Using Migrations to Change Columns

2012-09-26

As an exercise to improve my knowledge of Rails and test-driven development, I'm currently building a clone of Hacker News. I have a barebones site put together with minimal styling. At the moment, I'm working on the user model while using migrations to gradually improve it. Along the way, I'm writing tests in rspec first and then writing code to make the tests pass. The Rails Tutorial continues to serve as a critical reference as I progress.

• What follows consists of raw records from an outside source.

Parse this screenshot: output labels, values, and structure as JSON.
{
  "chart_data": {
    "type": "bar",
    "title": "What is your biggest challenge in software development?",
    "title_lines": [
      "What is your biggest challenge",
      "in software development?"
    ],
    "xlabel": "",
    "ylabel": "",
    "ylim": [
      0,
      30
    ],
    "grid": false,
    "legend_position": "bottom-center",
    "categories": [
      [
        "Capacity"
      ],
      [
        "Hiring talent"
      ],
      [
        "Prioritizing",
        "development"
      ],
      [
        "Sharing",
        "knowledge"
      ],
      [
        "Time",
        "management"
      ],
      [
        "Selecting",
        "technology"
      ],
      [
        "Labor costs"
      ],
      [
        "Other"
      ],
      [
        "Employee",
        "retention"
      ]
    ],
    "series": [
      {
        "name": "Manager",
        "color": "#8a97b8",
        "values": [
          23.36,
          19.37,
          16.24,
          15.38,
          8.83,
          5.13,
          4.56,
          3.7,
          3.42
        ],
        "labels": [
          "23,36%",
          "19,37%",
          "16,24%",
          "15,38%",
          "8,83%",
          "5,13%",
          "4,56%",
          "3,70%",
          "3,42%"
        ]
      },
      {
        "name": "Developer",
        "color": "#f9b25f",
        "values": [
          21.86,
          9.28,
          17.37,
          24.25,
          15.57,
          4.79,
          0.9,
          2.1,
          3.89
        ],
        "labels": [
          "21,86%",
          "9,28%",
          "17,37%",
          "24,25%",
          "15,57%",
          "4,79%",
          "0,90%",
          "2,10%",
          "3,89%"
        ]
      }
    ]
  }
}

For a passing moment, I thought I might need to change a database column. Whereas my user model had an attribute name, I considered updating the model to include a username attribute. Of course, from the method user.username alone, it's self-evident why that's a bad idea. Instead of touching the model and the database, it's better to just change the value within a view. In other words, when a user goes to the signup page, instead of a name field, there will be a username field. The database will simply store that value as name in the user table.

Should the opportunity arise to change a column name in a database, though, Rails provides an easy way to do it. Instead of mucking around in past migrations and potentially breaking things in a messy way, it's possible to simply generate a migration which changes the column's name.

rails generate migration ChangeOldColumnToNewColumn

The body of the migration is equally simple (as explained in a post from stackoverflow):

rename_column :table, :old_column, :new_column

By staying within the migration workflow, it's easy to avoid any messy problems which would almost certainly be introduced by manually editing past code.